Telemetria w stylu gier wideo pokazała, jak Ford zaoszczędził 5,5 sekundy na Nurburgringu
Miłośnicy wyścigowych gier wideo znają pojęcie „ducha okrążenia” — kiedy twoja najlepsza próba jest zapisywana jako półprzezroczysty rywal, za którym można gonić w następnych wyścigach. Taka metoda natychmiast pokazuje, gdzie poprawiłeś lub straciłeś czas. Ford zastosował dokładnie takie podejście, aby wizualnie pokazać, jak nowy Mustang GTD stał się szybszy na legendarnym torze Nurburgring.
Co wiadomo
Po tym, jak Ford Mustang GTD przejechał „Północną pętlę” szybciej niż w siedem minut, w Fordzie zdecydowano, że potencjał coupe nie został jeszcze wyczerpany. Z tym samym kierowcą, profesjonalnym kierowcą wyścigowym Dirkem Müllerem, samochód przejechał jeszcze jedno okrążenie — i poprawił wynik o 5,5 sekundy.
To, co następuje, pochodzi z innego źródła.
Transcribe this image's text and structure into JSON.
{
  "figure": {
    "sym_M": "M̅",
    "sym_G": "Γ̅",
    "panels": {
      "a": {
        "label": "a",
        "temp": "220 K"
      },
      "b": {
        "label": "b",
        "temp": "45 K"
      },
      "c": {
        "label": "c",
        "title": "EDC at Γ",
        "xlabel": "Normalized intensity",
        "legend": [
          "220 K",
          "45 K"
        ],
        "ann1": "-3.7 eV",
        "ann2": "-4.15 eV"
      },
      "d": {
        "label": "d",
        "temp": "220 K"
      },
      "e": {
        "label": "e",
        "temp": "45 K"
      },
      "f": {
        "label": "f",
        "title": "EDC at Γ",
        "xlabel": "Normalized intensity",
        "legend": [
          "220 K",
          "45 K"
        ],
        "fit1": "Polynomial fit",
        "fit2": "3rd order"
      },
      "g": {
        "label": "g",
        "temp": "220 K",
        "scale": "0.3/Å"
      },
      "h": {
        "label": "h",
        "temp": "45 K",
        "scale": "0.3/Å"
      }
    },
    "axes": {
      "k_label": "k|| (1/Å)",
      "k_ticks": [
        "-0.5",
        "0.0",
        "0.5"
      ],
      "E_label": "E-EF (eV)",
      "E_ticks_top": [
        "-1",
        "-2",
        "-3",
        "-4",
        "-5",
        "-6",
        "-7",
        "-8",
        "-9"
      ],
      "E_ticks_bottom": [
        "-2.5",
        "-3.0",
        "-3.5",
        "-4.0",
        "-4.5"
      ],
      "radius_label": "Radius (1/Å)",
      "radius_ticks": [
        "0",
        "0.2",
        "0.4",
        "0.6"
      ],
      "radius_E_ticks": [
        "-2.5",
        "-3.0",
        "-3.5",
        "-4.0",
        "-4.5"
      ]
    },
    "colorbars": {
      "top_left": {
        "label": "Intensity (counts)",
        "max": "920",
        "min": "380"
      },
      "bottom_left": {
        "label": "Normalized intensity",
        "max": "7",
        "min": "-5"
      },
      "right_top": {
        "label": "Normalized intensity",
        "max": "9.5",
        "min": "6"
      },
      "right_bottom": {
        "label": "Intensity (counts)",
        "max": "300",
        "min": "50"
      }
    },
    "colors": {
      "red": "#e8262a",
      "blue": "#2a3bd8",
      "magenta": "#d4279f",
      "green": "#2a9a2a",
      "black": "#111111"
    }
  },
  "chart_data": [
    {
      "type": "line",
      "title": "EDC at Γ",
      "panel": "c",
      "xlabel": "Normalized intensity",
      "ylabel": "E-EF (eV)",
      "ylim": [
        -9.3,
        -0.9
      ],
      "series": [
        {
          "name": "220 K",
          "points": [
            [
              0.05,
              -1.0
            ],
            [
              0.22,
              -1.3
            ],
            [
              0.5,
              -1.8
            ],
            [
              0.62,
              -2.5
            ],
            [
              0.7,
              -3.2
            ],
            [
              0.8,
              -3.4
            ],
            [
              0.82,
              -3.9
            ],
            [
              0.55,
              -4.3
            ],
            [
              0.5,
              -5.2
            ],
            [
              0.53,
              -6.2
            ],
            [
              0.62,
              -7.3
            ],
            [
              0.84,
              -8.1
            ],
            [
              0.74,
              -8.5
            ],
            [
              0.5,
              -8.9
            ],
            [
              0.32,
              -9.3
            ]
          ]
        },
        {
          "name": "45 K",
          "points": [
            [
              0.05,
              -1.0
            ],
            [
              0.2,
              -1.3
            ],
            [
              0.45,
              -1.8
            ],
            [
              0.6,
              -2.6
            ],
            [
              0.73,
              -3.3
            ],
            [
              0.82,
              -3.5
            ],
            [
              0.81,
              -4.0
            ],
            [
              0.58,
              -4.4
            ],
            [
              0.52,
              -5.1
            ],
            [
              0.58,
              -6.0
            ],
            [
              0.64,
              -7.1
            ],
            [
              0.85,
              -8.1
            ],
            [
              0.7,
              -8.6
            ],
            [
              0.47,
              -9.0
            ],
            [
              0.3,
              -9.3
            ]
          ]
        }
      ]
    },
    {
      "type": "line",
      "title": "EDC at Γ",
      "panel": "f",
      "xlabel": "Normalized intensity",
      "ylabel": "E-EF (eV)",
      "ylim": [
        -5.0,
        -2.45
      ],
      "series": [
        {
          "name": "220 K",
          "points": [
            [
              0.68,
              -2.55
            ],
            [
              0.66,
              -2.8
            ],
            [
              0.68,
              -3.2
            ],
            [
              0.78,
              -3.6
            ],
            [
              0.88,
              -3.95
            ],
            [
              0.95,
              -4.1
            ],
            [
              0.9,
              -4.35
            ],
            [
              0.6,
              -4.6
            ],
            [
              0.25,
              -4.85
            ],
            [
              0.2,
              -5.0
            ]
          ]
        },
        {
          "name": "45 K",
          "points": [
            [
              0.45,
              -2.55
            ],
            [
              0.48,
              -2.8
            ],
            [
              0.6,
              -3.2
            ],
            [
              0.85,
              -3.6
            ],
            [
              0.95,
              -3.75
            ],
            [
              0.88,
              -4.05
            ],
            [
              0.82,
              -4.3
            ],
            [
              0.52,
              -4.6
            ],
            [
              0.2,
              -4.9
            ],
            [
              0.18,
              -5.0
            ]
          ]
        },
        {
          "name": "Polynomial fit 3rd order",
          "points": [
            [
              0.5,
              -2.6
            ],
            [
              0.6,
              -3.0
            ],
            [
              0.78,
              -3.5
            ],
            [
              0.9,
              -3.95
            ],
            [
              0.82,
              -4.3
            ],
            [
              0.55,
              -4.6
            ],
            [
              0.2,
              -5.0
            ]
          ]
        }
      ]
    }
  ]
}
Nowe okrążenie (6:52.072) nałożono na wideo poprzedniej próby (6:57.68), aby wizualnie pokazać, gdzie Mustang mógł zyskać upragnione sekundy.
W rezultacie GTD awansował na liście najszybszych seryjnych samochodów Nurburgringa, zbliżając się do Lamborghini Huracán Performante LP640-4 i wyprzedzając Porsche 918 Spyder. Przy tym Ford pozostaje na tylnonapędowym, podczas gdy obaj konkurenci są z napędem na cztery koła.
W Fordzie nie ujawniono wszystkich ulepszeń, ale poinformowano o aktualizacji kalibracji skrzyni biegów, aerodynamiki oraz oprogramowania systemów hamulcowych i kontroli trakcji. Na wideo dobrze widać, jak w niektórych segmentach stara wersja zyskuje ułamki sekund, ale ogólnie nowa wersja jest szybsza na całej długości 21 km.
Ciekawe, że przy cenie 325 000 dolarów Mustang GTD nie stał się najszybszym w swojej klasie: na przykład Porsche 911 GT3 RS przejechał okrążenie za 6:49.328. Formalnie jest tańszy (od 241 300 dolarów), ale znalezienie takiego Porsche bez ogromnej nadwyżki niemal nie jest możliwe.